If there is no general answer, how does one proceed in the case $\mathbf{G} = \mathbf{SL_n}$?
I think you didn't ask the question you meant to ask. Of course it's not true that $G_{\overline{\mathbb{Q}}} \cong H_{\overline{\mathbb{Q}}}$ implies $G_{\mathbb{R}} \cong H_{\mathbb{R}}$; a simple counterexample is $G = \mathbb{G}_m$, $H = \left\{ \begin{pmatrix} a & b \\ -b & a \end{pmatrix}: a^2 + b^2 = 1\right\}$ -- there is an isomorphism between the two of these over $\mathbb{Q}(i)$ given by sending $\begin{pmatrix} a & b \\ -b & a \end{pmatrix}$ to $a + i b$, but $G(\mathbb{R})$ and $H(\mathbb{R})$ are trivially not isomorphic as real Lie groups, because one is compact and the other is not.
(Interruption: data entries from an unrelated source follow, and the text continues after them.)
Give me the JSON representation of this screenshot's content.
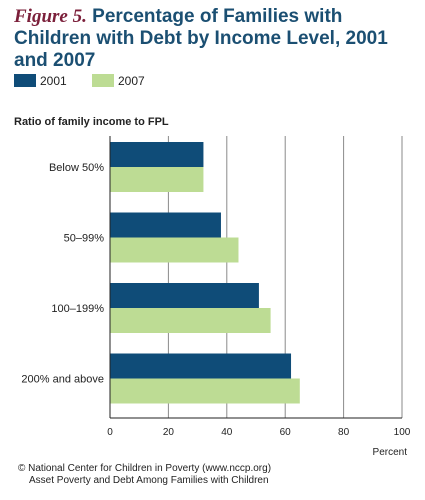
{
  "figure": {
    "label": "Figure 5.",
    "title": "Percentage of Families with Children with Debt by Income Level, 2001 and 2007"
  },
  "legend": [
    {
      "name": "2001",
      "color": "#0f4c78"
    },
    {
      "name": "2007",
      "color": "#bddc94"
    }
  ],
  "chart_data": {
    "type": "bar",
    "orientation": "horizontal",
    "ylabel": "Ratio of family income to FPL",
    "xlabel": "Percent",
    "categories": [
      "Below 50%",
      "50–99%",
      "100–199%",
      "200% and above"
    ],
    "series": [
      {
        "name": "2001",
        "color": "#0f4c78",
        "values": [
          32,
          38,
          51,
          62
        ]
      },
      {
        "name": "2007",
        "color": "#bddc94",
        "values": [
          32,
          44,
          55,
          65
        ]
      }
    ],
    "xlim": [
      0,
      100
    ],
    "xticks": [
      0,
      20,
      40,
      60,
      80,
      100
    ],
    "grid": true,
    "legend_position": "top-left"
  },
  "footer": {
    "line1": "© National Center for Children in Poverty (www.nccp.org)",
    "line2": "Asset Poverty and Debt Among Families with Children"
  }
}
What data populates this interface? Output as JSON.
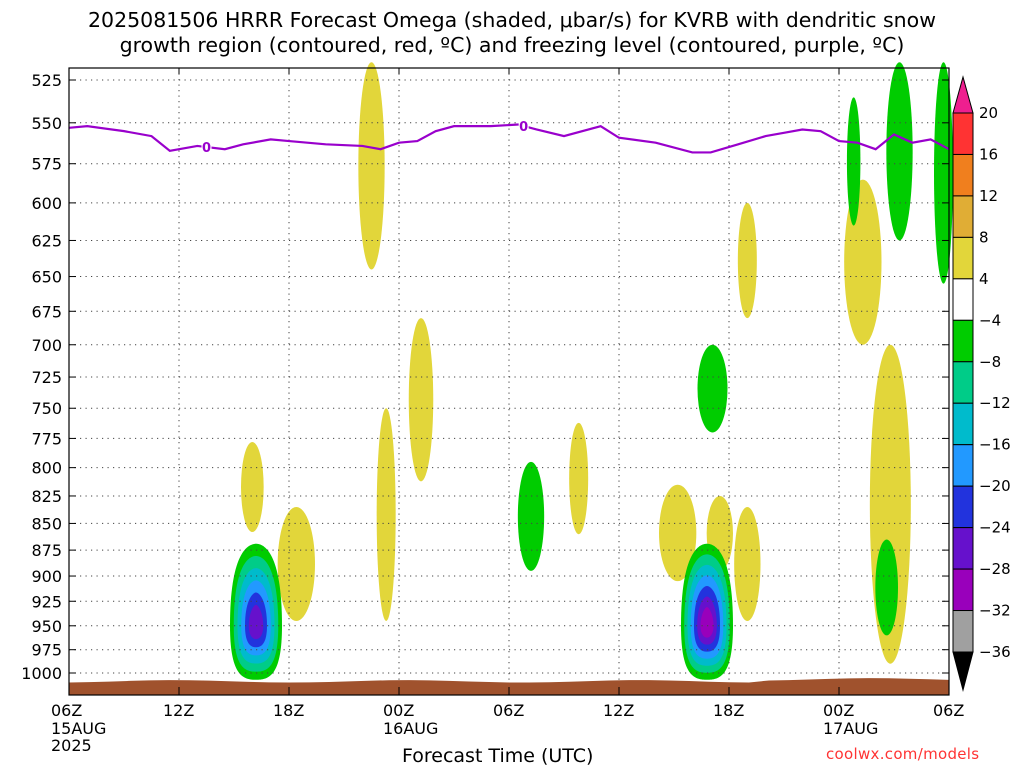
{
  "title": "2025081506 HRRR Forecast Omega (shaded, μbar/s) for KVRB with dendritic snow\ngrowth region (contoured, red, ºC) and freezing level (contoured, purple, ºC)",
  "credit": "coolwx.com/models",
  "chart_data": {
    "type": "heatmap",
    "title": "2025081506 HRRR Forecast Omega (shaded, μbar/s) for KVRB with dendritic snow growth region (contoured, red, ºC) and freezing level (contoured, purple, ºC)",
    "xlabel": "Forecast Time (UTC)",
    "ylabel": "",
    "xlim_hours": [
      0,
      48
    ],
    "ylim": [
      1013,
      515
    ],
    "y_scale": "log-pressure",
    "grid": true,
    "x_ticks": [
      {
        "h": 0,
        "label": "06Z",
        "sub": [
          "15AUG",
          "2025"
        ]
      },
      {
        "h": 6,
        "label": "12Z",
        "sub": []
      },
      {
        "h": 12,
        "label": "18Z",
        "sub": []
      },
      {
        "h": 18,
        "label": "00Z",
        "sub": [
          "16AUG"
        ]
      },
      {
        "h": 24,
        "label": "06Z",
        "sub": []
      },
      {
        "h": 30,
        "label": "12Z",
        "sub": []
      },
      {
        "h": 36,
        "label": "18Z",
        "sub": []
      },
      {
        "h": 42,
        "label": "00Z",
        "sub": [
          "17AUG"
        ]
      },
      {
        "h": 48,
        "label": "06Z",
        "sub": []
      }
    ],
    "y_ticks": [
      525,
      550,
      575,
      600,
      625,
      650,
      675,
      700,
      725,
      750,
      775,
      800,
      825,
      850,
      875,
      900,
      925,
      950,
      975,
      1000
    ],
    "colorbar": {
      "labels": [
        "20",
        "16",
        "12",
        "8",
        "4",
        "−4",
        "−8",
        "−12",
        "−16",
        "−20",
        "−24",
        "−28",
        "−32",
        "−36"
      ],
      "levels": [
        {
          "range": [
            16,
            20
          ],
          "color": "#ff3333"
        },
        {
          "range": [
            12,
            16
          ],
          "color": "#f07f1e"
        },
        {
          "range": [
            8,
            12
          ],
          "color": "#e0ad35"
        },
        {
          "range": [
            4,
            8
          ],
          "color": "#e2d63a"
        },
        {
          "range": [
            -4,
            4
          ],
          "color": "#ffffff"
        },
        {
          "range": [
            -8,
            -4
          ],
          "color": "#00cc00"
        },
        {
          "range": [
            -12,
            -8
          ],
          "color": "#00cc88"
        },
        {
          "range": [
            -16,
            -12
          ],
          "color": "#00bbcc"
        },
        {
          "range": [
            -20,
            -16
          ],
          "color": "#2299ff"
        },
        {
          "range": [
            -24,
            -20
          ],
          "color": "#2233dd"
        },
        {
          "range": [
            -28,
            -24
          ],
          "color": "#6611cc"
        },
        {
          "range": [
            -32,
            -28
          ],
          "color": "#9900bb"
        },
        {
          "range": [
            -36,
            -32
          ],
          "color": "#a0a0a0"
        }
      ],
      "top_cap_color": "#ee1f8f",
      "bottom_cap_color": "#000000"
    },
    "freezing_level": {
      "color": "#9900cc",
      "label": "0",
      "label_hours": [
        7.5,
        24.8
      ],
      "points": [
        {
          "h": 0,
          "p": 553
        },
        {
          "h": 1,
          "p": 552
        },
        {
          "h": 3,
          "p": 555
        },
        {
          "h": 4.5,
          "p": 558
        },
        {
          "h": 5.5,
          "p": 567
        },
        {
          "h": 7,
          "p": 564
        },
        {
          "h": 8.5,
          "p": 566
        },
        {
          "h": 9.5,
          "p": 563
        },
        {
          "h": 11,
          "p": 560
        },
        {
          "h": 12,
          "p": 561
        },
        {
          "h": 14,
          "p": 563
        },
        {
          "h": 16,
          "p": 564
        },
        {
          "h": 17,
          "p": 566
        },
        {
          "h": 18,
          "p": 562
        },
        {
          "h": 19,
          "p": 561
        },
        {
          "h": 20,
          "p": 555
        },
        {
          "h": 21,
          "p": 552
        },
        {
          "h": 23,
          "p": 552
        },
        {
          "h": 24.5,
          "p": 551
        },
        {
          "h": 25.5,
          "p": 554
        },
        {
          "h": 27,
          "p": 558
        },
        {
          "h": 29,
          "p": 552
        },
        {
          "h": 30,
          "p": 559
        },
        {
          "h": 32,
          "p": 562
        },
        {
          "h": 34,
          "p": 568
        },
        {
          "h": 35,
          "p": 568
        },
        {
          "h": 36.5,
          "p": 563
        },
        {
          "h": 38,
          "p": 558
        },
        {
          "h": 39,
          "p": 556
        },
        {
          "h": 40,
          "p": 554
        },
        {
          "h": 41,
          "p": 555
        },
        {
          "h": 42,
          "p": 561
        },
        {
          "h": 43,
          "p": 562
        },
        {
          "h": 44,
          "p": 566
        },
        {
          "h": 45,
          "p": 557
        },
        {
          "h": 46,
          "p": 562
        },
        {
          "h": 47,
          "p": 560
        },
        {
          "h": 48,
          "p": 566
        }
      ]
    },
    "terrain": {
      "color": "#a0522d",
      "top_p": 1008
    },
    "omega_cells": [
      {
        "h": 16.5,
        "p": 580,
        "w": 1.0,
        "ptop": 515,
        "pbot": 645,
        "level": "4 to 8"
      },
      {
        "h": 19.2,
        "p": 750,
        "w": 0.9,
        "ptop": 680,
        "pbot": 812,
        "level": "4 to 8"
      },
      {
        "h": 17.3,
        "p": 820,
        "w": 0.6,
        "ptop": 750,
        "pbot": 945,
        "level": "4 to 8"
      },
      {
        "h": 10.0,
        "p": 815,
        "w": 0.8,
        "ptop": 778,
        "pbot": 858,
        "level": "4 to 8"
      },
      {
        "h": 12.4,
        "p": 885,
        "w": 1.6,
        "ptop": 835,
        "pbot": 945,
        "level": "4 to 8"
      },
      {
        "h": 27.8,
        "p": 815,
        "w": 0.6,
        "ptop": 762,
        "pbot": 860,
        "level": "4 to 8"
      },
      {
        "h": 33.2,
        "p": 860,
        "w": 1.6,
        "ptop": 815,
        "pbot": 905,
        "level": "4 to 8"
      },
      {
        "h": 35.5,
        "p": 860,
        "w": 1.0,
        "ptop": 825,
        "pbot": 895,
        "level": "4 to 8"
      },
      {
        "h": 37.0,
        "p": 885,
        "w": 1.0,
        "ptop": 835,
        "pbot": 945,
        "level": "4 to 8"
      },
      {
        "h": 37.0,
        "p": 640,
        "w": 0.6,
        "ptop": 600,
        "pbot": 680,
        "level": "4 to 8"
      },
      {
        "h": 43.3,
        "p": 635,
        "w": 1.6,
        "ptop": 585,
        "pbot": 700,
        "level": "4 to 8"
      },
      {
        "h": 44.8,
        "p": 820,
        "w": 1.8,
        "ptop": 700,
        "pbot": 990,
        "level": "4 to 8"
      },
      {
        "h": 25.2,
        "p": 845,
        "w": 1.0,
        "ptop": 795,
        "pbot": 895,
        "level": "-8 to -4"
      },
      {
        "h": 35.1,
        "p": 735,
        "w": 1.2,
        "ptop": 700,
        "pbot": 770,
        "level": "-8 to -4"
      },
      {
        "h": 42.8,
        "p": 570,
        "w": 0.3,
        "ptop": 535,
        "pbot": 615,
        "level": "-8 to -4"
      },
      {
        "h": 44.6,
        "p": 910,
        "w": 0.8,
        "ptop": 865,
        "pbot": 960,
        "level": "-8 to -4"
      },
      {
        "h": 45.3,
        "p": 560,
        "w": 1.0,
        "ptop": 515,
        "pbot": 625,
        "level": "-8 to -4"
      },
      {
        "h": 47.7,
        "p": 580,
        "w": 0.6,
        "ptop": 515,
        "pbot": 655,
        "level": "-8 to -4"
      }
    ],
    "omega_cores": [
      {
        "h": 10.2,
        "p": 950,
        "levels": [
          "-8 to -4",
          "-12 to -8",
          "-16 to -12",
          "-20 to -16",
          "-24 to -20",
          "-28 to -24"
        ],
        "min": -28
      },
      {
        "h": 34.8,
        "p": 950,
        "levels": [
          "-8 to -4",
          "-12 to -8",
          "-16 to -12",
          "-20 to -16",
          "-24 to -20",
          "-28 to -24",
          "-32 to -28"
        ],
        "min": -32
      }
    ]
  }
}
What you probably meant to ask is the converse: if $G_{\mathbb{R}} \cong H_{\mathbb{R}}$, does this imply $G_{\overline{\mathbb{Q}}} \cong H_{\overline{\mathbb{Q}}}$? This is rather less obvious, but it is still true. Intuitively, the reason it holds is this: to find an isomorphism $G_K \cong H_K$ for some field $K$, you have to find solutions in $K$ to some finite collection of polynomial equations (with coefficients in $\mathbb{Q}$); and if these have solutions over $\mathbb{R}$, they must have solutions over some finite extension of $\mathbb{Q}$.